Smooth muscle cell mineralocorticoid receptors are mandatory for aldosterone-salt to induce vascular stiffness

Abstract

Arterial stiffness is recognized as a risk factor for many cardiovascular diseases. Aldosterone via its binding to and activation of the mineralocorticoid receptors (MRs) is a main regulator of blood pressure by controlling renal sodium reabsorption. Although both clinical and experimental data indicate that MR activation by aldosterone is involved in arterial stiffening, the molecular mechanism is not known. In addition to the kidney, MR is expressed in both endothelial and vascular smooth muscle cells (VSMCs), but the specific contribution of the VSMC MR to aldosterone-induced vascular stiffness remains to be explored. To address this question, we generated a mouse model with conditional inactivation of the MR in VSMC (MR(SMKO)). MR(SMKO) mice show no alteration in renal sodium handling or vascular structure, but they have decreased blood pressure when compared with control littermate mice. In vivo at baseline, large vessels of mutant mice presented with normal elastic properties, whereas carotids displayed a smaller diameter when compared with those of the control group. As expected after aldosterone/salt challenge, the arterial stiffness increased in control mice; however, it remained unchanged in MR(SMKO) mice, without significant modification in vascular collagen/elastin ratio. Instead, we found that the fibronectin/α5-subunit integrin ratio is profoundly altered in MR(SMKO) mice because the induction of α5 expression by aldosterone/salt challenge is prevented in mice lacking VSMC MR. Altogether, our data reveal in the aldosterone/salt hypertension model that MR activation specifically in VSMC leads to the arterial stiffening by modulation of cell-matrix attachment proteins independent of major vascular structural changes.

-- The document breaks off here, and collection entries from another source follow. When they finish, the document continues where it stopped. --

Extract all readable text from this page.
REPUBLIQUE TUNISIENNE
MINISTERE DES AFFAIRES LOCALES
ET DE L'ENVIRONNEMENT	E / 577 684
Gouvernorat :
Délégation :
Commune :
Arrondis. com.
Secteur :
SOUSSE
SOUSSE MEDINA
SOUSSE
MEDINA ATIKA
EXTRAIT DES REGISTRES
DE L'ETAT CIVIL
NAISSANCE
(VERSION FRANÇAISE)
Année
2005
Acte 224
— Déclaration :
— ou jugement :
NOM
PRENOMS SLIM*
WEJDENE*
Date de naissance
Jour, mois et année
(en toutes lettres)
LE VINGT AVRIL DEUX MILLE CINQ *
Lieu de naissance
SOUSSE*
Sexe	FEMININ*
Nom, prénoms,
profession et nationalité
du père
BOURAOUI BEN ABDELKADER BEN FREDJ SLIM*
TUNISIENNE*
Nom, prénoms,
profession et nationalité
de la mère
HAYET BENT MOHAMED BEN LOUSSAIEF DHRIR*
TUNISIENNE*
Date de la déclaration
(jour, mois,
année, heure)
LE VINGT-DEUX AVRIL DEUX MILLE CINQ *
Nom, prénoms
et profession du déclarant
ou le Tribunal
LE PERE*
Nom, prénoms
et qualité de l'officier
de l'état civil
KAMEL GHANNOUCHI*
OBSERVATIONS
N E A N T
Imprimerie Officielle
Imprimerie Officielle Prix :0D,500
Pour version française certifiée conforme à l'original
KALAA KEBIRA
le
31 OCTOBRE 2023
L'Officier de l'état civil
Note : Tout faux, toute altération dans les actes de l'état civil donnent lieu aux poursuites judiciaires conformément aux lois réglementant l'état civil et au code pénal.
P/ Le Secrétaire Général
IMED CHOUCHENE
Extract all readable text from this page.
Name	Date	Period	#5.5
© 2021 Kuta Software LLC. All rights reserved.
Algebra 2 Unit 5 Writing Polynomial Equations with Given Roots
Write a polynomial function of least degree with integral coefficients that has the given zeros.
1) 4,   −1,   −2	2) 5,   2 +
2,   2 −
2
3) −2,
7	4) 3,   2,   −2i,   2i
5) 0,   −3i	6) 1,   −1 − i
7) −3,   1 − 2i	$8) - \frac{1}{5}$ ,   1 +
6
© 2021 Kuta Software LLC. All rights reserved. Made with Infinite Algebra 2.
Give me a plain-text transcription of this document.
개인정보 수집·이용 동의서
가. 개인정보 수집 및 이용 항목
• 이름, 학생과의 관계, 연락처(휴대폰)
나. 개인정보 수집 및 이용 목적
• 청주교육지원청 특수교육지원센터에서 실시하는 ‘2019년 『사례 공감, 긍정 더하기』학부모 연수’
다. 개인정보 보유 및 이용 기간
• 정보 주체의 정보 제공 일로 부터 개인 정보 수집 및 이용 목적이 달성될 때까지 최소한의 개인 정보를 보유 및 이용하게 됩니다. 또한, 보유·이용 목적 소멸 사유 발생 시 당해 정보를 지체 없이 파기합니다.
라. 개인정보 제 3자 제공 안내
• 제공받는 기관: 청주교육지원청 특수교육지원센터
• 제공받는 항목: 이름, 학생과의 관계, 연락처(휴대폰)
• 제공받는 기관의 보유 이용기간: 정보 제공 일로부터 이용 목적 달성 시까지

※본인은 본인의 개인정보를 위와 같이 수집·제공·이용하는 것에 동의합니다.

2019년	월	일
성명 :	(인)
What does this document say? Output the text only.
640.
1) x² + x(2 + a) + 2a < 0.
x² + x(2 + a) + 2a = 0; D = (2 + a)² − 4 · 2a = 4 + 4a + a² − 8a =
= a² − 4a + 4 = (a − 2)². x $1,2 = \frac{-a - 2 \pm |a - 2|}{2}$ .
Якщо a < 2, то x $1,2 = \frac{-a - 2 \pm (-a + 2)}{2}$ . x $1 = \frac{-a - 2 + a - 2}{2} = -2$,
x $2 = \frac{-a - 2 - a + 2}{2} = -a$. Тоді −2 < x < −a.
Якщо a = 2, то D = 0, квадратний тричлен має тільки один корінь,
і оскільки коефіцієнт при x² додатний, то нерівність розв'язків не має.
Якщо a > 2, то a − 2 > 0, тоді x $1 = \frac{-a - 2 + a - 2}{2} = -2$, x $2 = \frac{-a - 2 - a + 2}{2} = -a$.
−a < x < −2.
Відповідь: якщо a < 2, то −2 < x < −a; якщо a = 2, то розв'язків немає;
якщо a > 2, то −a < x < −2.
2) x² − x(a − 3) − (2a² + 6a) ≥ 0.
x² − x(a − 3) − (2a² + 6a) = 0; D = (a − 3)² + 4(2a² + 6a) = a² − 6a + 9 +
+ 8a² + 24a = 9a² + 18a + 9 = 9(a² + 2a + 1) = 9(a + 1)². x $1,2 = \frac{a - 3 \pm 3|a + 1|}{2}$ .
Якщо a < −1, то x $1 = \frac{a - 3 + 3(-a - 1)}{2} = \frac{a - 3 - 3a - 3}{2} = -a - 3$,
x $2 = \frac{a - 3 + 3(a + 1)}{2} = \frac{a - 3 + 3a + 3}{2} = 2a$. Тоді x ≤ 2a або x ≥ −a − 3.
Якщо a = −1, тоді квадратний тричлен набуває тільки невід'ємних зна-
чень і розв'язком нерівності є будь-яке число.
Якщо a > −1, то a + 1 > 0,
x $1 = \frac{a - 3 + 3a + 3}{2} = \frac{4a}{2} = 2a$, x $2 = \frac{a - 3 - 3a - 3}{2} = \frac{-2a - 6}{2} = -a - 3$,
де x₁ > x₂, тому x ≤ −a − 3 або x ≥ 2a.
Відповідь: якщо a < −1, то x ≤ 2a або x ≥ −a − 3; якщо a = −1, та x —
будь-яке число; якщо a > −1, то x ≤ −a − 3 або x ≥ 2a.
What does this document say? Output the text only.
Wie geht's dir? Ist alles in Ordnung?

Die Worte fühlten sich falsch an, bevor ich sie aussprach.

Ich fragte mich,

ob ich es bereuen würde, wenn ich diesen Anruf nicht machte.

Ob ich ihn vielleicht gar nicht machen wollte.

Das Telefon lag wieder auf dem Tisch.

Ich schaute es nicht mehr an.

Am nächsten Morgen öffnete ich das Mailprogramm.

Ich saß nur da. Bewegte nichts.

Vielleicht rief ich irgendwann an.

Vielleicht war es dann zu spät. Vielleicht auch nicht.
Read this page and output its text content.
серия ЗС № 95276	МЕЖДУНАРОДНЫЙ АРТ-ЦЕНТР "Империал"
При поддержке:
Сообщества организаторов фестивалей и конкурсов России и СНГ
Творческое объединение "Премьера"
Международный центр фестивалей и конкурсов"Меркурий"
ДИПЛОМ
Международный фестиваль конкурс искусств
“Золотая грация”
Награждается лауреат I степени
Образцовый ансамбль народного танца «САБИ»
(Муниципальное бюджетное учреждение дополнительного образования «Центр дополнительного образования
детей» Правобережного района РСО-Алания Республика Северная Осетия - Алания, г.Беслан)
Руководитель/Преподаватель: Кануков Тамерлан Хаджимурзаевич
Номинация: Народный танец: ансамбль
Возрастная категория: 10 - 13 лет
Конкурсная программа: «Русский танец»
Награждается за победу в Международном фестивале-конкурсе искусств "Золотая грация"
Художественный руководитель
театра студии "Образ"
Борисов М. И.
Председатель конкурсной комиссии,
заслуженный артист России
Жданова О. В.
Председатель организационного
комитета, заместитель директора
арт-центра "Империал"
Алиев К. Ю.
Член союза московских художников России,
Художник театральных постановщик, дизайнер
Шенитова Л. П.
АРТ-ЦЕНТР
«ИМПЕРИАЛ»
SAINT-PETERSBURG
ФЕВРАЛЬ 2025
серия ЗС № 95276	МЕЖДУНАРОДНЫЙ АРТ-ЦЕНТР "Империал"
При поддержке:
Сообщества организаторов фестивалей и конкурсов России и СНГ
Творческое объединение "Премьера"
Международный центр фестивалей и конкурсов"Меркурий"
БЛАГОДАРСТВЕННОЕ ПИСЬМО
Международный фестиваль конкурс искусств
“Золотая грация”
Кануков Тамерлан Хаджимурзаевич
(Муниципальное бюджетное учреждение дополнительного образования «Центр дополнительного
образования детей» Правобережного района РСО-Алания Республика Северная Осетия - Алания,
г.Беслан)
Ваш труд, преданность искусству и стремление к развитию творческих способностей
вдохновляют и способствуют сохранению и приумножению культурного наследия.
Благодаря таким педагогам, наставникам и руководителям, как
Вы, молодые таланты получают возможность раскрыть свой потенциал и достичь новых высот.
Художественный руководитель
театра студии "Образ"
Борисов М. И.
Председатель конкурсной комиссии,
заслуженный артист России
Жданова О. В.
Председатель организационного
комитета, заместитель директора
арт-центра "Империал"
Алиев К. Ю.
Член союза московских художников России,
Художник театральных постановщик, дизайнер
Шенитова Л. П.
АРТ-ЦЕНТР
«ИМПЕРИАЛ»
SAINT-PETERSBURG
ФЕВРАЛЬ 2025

Keywords: aldosterone; carotid arteries; integrins; mice, transgenic; receptors, mineralocorticoid; vascular stiffness.

Figures

Figure 1

Decreased mineralocorticoid receptor (MR) expression in vascular smooth muscle cell (VSMC) of MRSMKO mice. Quantitative real-time polymerase chain reaction (A) and Western blot (B) analysis of MR expression in the aorta from control (CTL) mice and MRSMKO mice. C, Immunolocalization of MR in aorta sections. Scale bars, 20 μm. Data are expressed as a percentage of mean control value±SEM. ###P<0.001 vs CTL. n=4 to 6 mice per group.

Figure 2

Renal function in control (CTL) mice and MRSMKO mice. No differences in estimated creatinine clearance (A) and urinary protein excretion (B) were observed between CTL (white bar) and MRSMKO (black bar) mice housed in metabolic cages. Urinary sodium (UNa+) excretion was not modified after an acute sodium load (C) and with a low-salt diet (D). n=5 to 8 mice per group. Data are mean±SEM. MR indicates mineralocorticoid receptor.

Figure 3

Systolic arterial pressure (SAP) in conscious control (CTL) and MRSMKO mice (n=6–9; A). Distensibility–AP curves (B), Einc–wall stress curves (C), and the mean distensibility within the 80- to 116-mm Hg range of pressure (D) in carotid artery of untreated CTL (n=11), nephrectomy–aldosterone–salt (NAS) control (n=9), untreated MRSMKO (n=10), and NAS MRSMKO (n=9) mice. Under basal condition, SAP in conscious MRSMKO mice is significantly lower than in conscious CTL mice. NAS treatment significantly increased SAP to a similar level in conscious CTL and MRSMKO mice. MDist80–116 and MWS300–750 were calculated from the Dist and Einc–WS curves, respectively. At the baseline, MDist80–116 and MWS300–750 were not different between MRSMKO and CTL mice (Table). NAS treatment significantly reduced the MDist80–116 and MWS300–750 in CTL mice. However, this was not observed in MRSMKO mice (Table). Data are mean±SEM. *P<0.05, **P<0.01, ***P<0.001 vs baseline; and #P<0.05 vs CTL mice. Einc indicates incremental elastic modulus; mean distensibility within the 80- to 116-mm Hg range of pressure; MR, mineralocorticoid receptor; and MWS300–750, mean wall stress within the 300- to 750-kPa range of Einc.

Figure 4

Effects of NAS treatment on fibronectin, collagen I, and integrins expression in arteries from control (CTL) and MRSMKO mice. A, mRNA levels of fibronectin, Col1α, α5, α1, and αV subunits of integrins in the carotid arteries. B, Protein levels of Col1, α5, and αV subunits of integrins in aorta (Western blots are shown in Figure S2). Data are expressed as a fold change of mean value in untreated CTL mice±SEM. *P<0.05, **P<0.01, ***P<0.001 vs untreated mice; ###P<0.001 vs CTL mice. n=5 mice per group. C, Schematic model for the role of vascular smooth muscle (VSM) MR to regulate the vascular stiffness in large arteries. ROS indicates reactive oxygen species.